La fiction, plus ou moins courte, est mon péché mignon. Dommage que la nouvelle soit un genre si peu prisé des éditeurs français…
Récemment, Nouvelle Donne m’a fait confiance et je l’en remercie.
Quelques autres publications dans des magazines (L’Encrier renversé, Platypus, Horrifique, Géante rouge) et un recueil à compte de lecteurs, via Bibliocratie.

Petit parcours fléché : j’ai enseigné le Français Langue Étrangère 16 ans aux États-Unis et l’anglais 13 ans en France, en région parisienne.

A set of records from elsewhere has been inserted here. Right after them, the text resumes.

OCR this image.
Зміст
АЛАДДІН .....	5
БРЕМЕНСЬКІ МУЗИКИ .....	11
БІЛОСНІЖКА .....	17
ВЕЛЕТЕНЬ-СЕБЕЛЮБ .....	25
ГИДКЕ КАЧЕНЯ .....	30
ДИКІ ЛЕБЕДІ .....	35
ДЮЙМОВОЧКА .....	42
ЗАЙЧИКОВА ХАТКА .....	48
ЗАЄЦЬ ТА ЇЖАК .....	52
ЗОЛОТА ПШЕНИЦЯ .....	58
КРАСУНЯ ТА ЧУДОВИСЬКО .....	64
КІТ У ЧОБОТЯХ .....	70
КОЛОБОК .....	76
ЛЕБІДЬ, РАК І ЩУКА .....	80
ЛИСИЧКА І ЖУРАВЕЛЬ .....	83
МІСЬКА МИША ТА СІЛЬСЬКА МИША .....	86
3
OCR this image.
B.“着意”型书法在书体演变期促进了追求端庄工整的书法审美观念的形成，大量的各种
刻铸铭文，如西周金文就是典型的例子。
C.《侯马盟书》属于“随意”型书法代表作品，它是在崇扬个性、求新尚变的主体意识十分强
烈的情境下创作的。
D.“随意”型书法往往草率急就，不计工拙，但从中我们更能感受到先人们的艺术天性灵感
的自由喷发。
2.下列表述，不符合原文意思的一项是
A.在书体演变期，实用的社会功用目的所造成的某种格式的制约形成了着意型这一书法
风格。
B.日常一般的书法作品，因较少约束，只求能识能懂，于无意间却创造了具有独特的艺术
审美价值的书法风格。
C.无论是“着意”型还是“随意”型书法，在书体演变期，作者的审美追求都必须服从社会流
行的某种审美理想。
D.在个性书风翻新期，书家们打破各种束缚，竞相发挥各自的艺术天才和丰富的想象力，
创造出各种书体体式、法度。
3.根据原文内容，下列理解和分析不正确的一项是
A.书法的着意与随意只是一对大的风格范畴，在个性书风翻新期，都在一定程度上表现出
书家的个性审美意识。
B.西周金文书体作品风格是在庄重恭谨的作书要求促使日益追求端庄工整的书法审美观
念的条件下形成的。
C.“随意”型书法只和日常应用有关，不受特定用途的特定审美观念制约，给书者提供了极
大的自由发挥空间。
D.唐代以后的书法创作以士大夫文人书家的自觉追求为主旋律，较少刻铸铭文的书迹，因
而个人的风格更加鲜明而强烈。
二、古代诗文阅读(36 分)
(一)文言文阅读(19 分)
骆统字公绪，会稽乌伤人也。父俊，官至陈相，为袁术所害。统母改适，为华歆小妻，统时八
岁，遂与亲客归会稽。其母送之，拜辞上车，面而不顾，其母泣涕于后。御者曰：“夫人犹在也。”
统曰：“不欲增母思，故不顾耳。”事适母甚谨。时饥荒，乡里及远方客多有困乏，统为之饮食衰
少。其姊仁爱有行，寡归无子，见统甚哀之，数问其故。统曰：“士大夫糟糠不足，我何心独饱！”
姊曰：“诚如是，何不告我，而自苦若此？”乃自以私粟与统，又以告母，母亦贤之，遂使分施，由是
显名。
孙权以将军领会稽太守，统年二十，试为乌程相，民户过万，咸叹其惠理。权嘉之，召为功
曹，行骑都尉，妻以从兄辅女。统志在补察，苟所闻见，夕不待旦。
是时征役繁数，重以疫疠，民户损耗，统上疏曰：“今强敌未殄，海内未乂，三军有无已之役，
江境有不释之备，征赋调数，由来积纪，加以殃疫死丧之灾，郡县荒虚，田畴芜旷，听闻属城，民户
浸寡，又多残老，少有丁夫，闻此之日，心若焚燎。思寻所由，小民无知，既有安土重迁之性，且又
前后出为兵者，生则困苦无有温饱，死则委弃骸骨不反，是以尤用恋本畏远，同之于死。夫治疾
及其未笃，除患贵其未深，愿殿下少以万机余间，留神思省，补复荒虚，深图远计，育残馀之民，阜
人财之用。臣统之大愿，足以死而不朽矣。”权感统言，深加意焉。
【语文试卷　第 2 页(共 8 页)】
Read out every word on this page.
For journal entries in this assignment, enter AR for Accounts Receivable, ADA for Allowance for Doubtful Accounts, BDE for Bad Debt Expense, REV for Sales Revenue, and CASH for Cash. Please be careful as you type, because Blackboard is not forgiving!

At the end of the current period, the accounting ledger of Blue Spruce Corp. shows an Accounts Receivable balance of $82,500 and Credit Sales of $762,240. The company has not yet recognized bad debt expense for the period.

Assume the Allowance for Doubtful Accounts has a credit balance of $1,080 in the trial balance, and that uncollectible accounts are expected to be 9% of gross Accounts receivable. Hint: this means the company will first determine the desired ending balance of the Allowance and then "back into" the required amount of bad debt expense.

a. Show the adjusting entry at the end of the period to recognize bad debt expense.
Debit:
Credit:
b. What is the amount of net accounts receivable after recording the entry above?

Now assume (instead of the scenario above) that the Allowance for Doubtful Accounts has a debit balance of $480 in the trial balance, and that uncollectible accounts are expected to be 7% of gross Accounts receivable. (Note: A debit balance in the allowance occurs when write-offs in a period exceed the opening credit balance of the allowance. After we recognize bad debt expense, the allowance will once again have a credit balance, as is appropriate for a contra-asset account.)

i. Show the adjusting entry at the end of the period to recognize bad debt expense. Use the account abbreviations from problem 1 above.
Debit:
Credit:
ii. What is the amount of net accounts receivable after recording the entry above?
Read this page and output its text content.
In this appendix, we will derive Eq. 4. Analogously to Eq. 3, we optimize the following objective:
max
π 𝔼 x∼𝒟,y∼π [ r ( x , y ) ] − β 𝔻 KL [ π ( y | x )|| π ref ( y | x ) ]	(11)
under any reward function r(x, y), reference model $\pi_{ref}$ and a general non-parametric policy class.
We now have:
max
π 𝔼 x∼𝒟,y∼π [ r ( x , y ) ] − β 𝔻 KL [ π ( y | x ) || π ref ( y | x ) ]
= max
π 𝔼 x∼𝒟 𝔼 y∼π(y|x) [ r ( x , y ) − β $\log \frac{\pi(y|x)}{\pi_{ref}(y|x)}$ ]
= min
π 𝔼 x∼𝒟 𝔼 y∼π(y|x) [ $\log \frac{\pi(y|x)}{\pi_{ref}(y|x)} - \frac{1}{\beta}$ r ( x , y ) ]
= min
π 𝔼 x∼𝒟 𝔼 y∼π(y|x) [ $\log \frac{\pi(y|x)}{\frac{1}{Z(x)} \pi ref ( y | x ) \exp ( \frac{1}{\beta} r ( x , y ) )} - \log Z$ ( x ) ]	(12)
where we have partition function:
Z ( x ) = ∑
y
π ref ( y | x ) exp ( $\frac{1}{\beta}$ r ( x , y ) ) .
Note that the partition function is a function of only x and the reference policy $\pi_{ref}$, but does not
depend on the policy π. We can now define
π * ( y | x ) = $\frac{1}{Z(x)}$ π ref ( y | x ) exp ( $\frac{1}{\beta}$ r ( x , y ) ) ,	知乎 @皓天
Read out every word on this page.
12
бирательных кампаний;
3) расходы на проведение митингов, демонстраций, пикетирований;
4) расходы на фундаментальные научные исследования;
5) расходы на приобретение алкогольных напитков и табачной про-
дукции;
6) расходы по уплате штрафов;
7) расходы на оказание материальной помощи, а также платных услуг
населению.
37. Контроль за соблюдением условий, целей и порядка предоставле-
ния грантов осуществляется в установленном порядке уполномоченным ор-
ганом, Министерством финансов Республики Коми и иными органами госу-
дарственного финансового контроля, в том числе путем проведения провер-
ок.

Agrégée d’anglais, j’ai pris en 2006 une année de congé formation pour suivre le Master de traduction littéraire de l’université de Paris 7 – Charles V, où j’ai eu la joie de rencontrer des maîtres.

Deux autres Masters suivirent (traduction technique, traductologie) mais sans rien renier, je vous épargne le récitatif de titres de Mémoires qui ne vous diront rien, car il est facile de s’embourber dans les méandres de la voie académique, où je « pataugerais » sans doute encore si la traduction ne m’avait mis le pied à l’étrier des réalités éditoriales.

Par ailleurs, je fais de mon mieux pour rappeler, ici et là, que derrière tout bon auteur étranger, il y a un traducteur ou une traductrice.

En parallèle, quand je n’écris pas – loin d’être prolixe – je pense à écrire.
Tendances méditatives.
Je ne désespère pas d’accéder un jour à la zénitude, mais ce n’est pas pour tout de suite.